Kinda off-topic but some books/movies/shows , do in fact, have “replay value “ , some are designed in a way that a late reveal put the rest of the work in a totally different context, making the act og re-reading/re-watching them so much rewarding and make you notice things you had no way of noticing them earlier.

On-topic, replay value is king, there is a reason why i still play sonic 3 & Knuckles like 20 years later still.
 
Oct 26, 2017
3,134
#37
yeah, replay value means little. Nowadays I play a game as much as I can stomach and then trade it in for the Next Big Thing.
I don't think this is a side effect of things changing as much as it is us getting older. We are grown now and can buy all the games we want. But when younger (at least for me) I had a very limited number of games my parents would buy me yearly. So replay value was huge. Now I have a massive backlog and hundreds of dollars in steam games I still haven't even played yet. Its just not the same.
 
Oct 25, 2017
936
#43
short games like many platformers, action games and puzzle games need replay value to justify their pricing

but with gaming as a whole moving unto more story-driven and RPG focused experiences, yeah replay value doesn't look needed there
but it'll never die because there are still genres that stay fun with replays
 
Oct 30, 2017
6,191
#45
Absolutely not--not the games I'm playing.

God of War, Nier: Automata, Bloodborne...I'm mostly into single player games and almost all of them have great replay value.

The last game I played where I thought "well, I'm done with this for good" was The Last Guardian. Once is enough to get everything the story and characters have to offer, and the controls were so frustrating.
 
Oct 26, 2017
8,097
#46
Replay value is a consistent mark of a good game. A single player adventure with good replay value is gold because it means you still want to play it by the time you get to the end. You can put time into it and it still gives back. Replayability is better.
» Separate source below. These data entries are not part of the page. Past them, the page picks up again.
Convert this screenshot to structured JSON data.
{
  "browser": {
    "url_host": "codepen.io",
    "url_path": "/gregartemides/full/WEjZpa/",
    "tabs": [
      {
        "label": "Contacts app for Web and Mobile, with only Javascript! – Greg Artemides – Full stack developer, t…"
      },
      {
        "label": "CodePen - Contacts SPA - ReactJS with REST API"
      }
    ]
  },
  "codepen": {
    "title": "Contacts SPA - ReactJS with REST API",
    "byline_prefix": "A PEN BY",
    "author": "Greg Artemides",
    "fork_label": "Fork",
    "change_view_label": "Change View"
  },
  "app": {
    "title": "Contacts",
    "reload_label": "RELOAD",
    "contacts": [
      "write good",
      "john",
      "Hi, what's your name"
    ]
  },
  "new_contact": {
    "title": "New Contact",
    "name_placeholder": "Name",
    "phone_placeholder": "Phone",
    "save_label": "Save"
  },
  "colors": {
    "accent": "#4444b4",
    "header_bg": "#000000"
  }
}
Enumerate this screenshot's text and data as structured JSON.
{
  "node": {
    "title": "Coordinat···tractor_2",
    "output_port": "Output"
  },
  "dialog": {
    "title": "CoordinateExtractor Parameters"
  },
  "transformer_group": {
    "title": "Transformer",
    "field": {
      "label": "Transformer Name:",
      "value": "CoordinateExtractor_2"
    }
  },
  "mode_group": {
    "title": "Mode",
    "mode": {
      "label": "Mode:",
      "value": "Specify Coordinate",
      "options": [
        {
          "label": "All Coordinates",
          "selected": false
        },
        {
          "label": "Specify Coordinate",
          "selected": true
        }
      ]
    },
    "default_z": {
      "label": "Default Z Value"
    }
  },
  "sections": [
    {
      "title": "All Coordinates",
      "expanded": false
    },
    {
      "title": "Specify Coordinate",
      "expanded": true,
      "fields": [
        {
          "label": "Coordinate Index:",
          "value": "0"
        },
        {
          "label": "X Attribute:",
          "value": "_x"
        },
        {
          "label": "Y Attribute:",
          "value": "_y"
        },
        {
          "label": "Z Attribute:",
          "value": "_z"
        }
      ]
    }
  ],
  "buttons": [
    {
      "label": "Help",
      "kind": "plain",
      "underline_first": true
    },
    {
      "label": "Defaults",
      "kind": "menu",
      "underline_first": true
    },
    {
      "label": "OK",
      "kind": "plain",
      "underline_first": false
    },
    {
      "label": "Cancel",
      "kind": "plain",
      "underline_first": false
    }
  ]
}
Just ask a 12 year old who gets 3 games a year.
 
Oct 28, 2017
1,843
Limerick, Ireland
#47
It's an interesting one. The more complex games get in every way including incredible action set pieces and story the less likely to I'm to replay .whereas I'd replay a 16 bit game over and over. It's not a bad thing per say just that I feel like I've had my fill and I'm emotionally drained from the game. The exception here is Resident Evil 4.

Is anyone else the same?
 
Oct 26, 2017
15,382
#48
It's a yes and no question.

Shorter games tend to prioritize replay value while longer games tend to want the player to keep playing as long as possible.
 
Dec 6, 2018
881
England,UK
#49
If I enjoy a game I'll always want to go back to it one day...........the length of a lot of open world games is making that less likely though.
I'm just finishing up ME Shadow of War and I've enjoyed it a lot,but will I go through it all again......not so sure.